The yin to Kofi’s yang is of course the fact that Joe continues to fail to take that final step and become a world champion. His supporters are many in the world of WWE fandom but there will come a point where they begin to give up on him.

The added element of uncertainty at the top end of the SmackDown singles division concerns Daniel Bryan. Having been relieved of the blue brand’s tag titles, he spoke of his “failure” to elevate the championship and how it had brought him down to mediocrity.

“Daniel Bryan has to go somewhere he has never been before,” he said in a backstage interview. “I know exactly what it is I have to do.”

That may not mean a return run at Kingston but it does mean there is an elite-level performer in WWE seeking a new challenge.

In the SmackDown women’s division the same can also be said of Bayley, who proved herself to be one of the best ring generals in the business today with an excellent display against both Alexa Bliss and Nikki Cross. She carried the match for long periods to such an extent that the comparisons with Bret Hart will now grow even more frequent. She too, will need a new challenge.

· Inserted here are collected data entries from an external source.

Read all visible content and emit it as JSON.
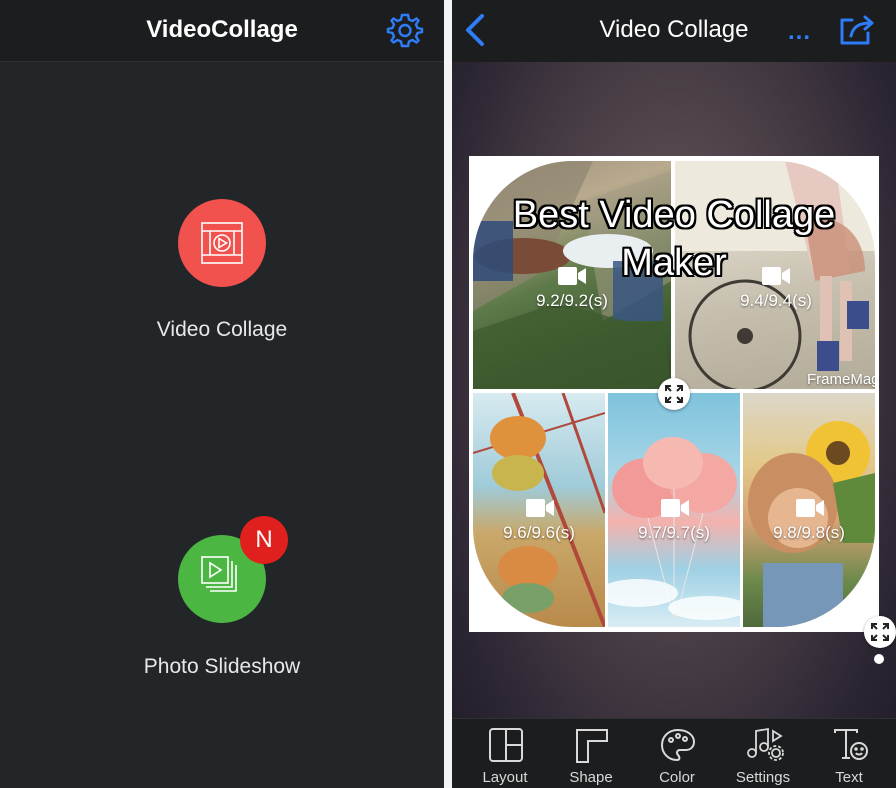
{
  "left_screen": {
    "title": "VideoCollage",
    "video_collage_label": "Video Collage",
    "photo_slideshow_label": "Photo Slideshow",
    "new_badge": "N",
    "colors": {
      "video_collage": "#f1524d",
      "photo_slideshow": "#4cb643",
      "badge": "#e0201d",
      "accent": "#2e7cf6"
    }
  },
  "right_screen": {
    "title": "Video Collage",
    "more_label": "...",
    "headline_line1": "Best Video Collage",
    "headline_line2": "Maker",
    "watermark": "FrameMag",
    "tiles": [
      {
        "duration": "9.2/9.2(s)"
      },
      {
        "duration": "9.4/9.4(s)"
      },
      {
        "duration": "9.6/9.6(s)"
      },
      {
        "duration": "9.7/9.7(s)"
      },
      {
        "duration": "9.8/9.8(s)"
      }
    ],
    "tabs": [
      {
        "label": "Layout",
        "icon": "layout-icon"
      },
      {
        "label": "Shape",
        "icon": "shape-icon"
      },
      {
        "label": "Color",
        "icon": "palette-icon"
      },
      {
        "label": "Settings",
        "icon": "music-settings-icon"
      },
      {
        "label": "Text",
        "icon": "text-icon"
      }
    ]
  }
}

And then there’s The Undertaker.

The Dead Man looked very much alive and well in a performance which captured the imagination of the fans in Extreme Rules’ opening match and will be many spectators’ pick as the match of the night.

At 54 years of age – and with almost as many surgeries on his battered body – he is never going to be the athlete he was during his late-1990s peak but he proved that, when given competent (and, let’s be honest, much younger) hands to work with, he can still contribute very good matches.